Here is a screen capture showing me performing the steps above, with exactly the results described:

The issue seems to be that -- for certain patterns of component trees (eg. Container->HeavyChild in demo, but not HeavyChild directly) -- React holds onto the reference to the "cleanup function" returned by the useEffect hook, even after the earlier component instance has been unmounted!

(You can confirm that the "cleanup function" of the useEffect hook is the leak-path specifically, because if you comment out that cleanup-function, the problem of encountering the "2 array copies" state is resolved. In fact, you don't even encounter the "1 array copy" state anymore [after running GC], as nothing ever forms a func-external reference to the array.)

While the memory leak's effects are not that serious in this demo, it can have major memory-usage ramifications in cases where the "cleanup function" of the useEffect hook references variables holding larger amounts of data.
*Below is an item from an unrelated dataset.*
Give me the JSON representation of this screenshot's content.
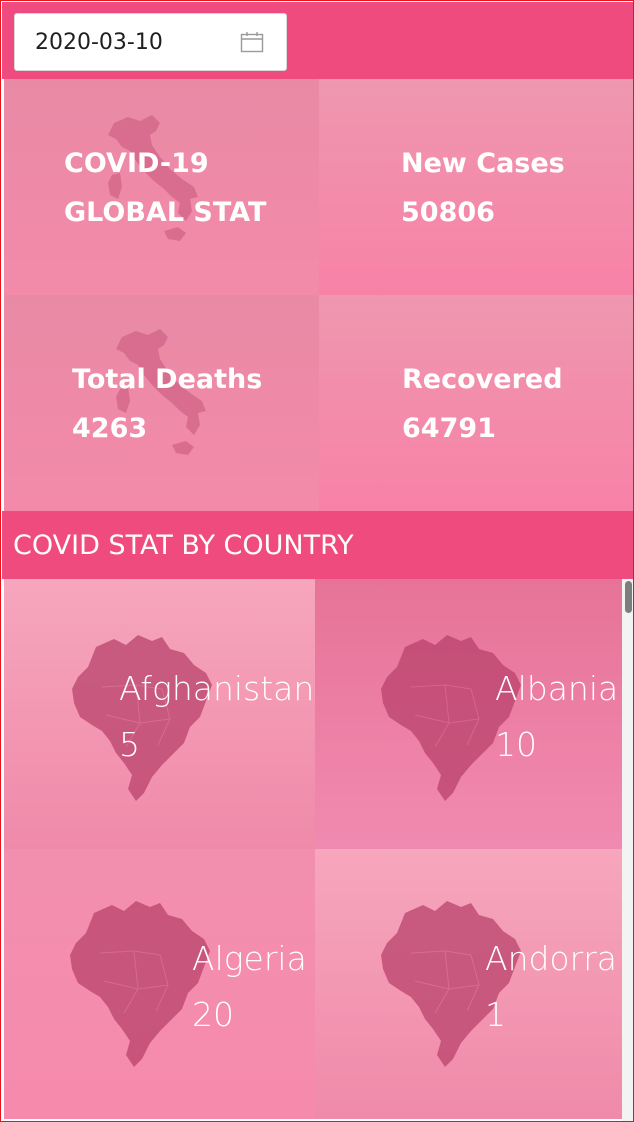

In my app specifically, the cleanup function held a reference to a very large data-array that was sent into the component. Even after the component was unmounted (/remounted with a new data-array), the useEffect hook's "cleanup function" was holding onto the old array values!

This was causing major memory issues for my app, as the data-array was so large that holding even just a couple more than expected, was putting the app in range of out-of-memory errors. (criticize this as you like, but it's not easy storing 256+256+64+64+64 number values per second, for an entire night, in frontend memory!)

Anyway, the point is not my specific app's issues, but the fact that the memory leak exists in general.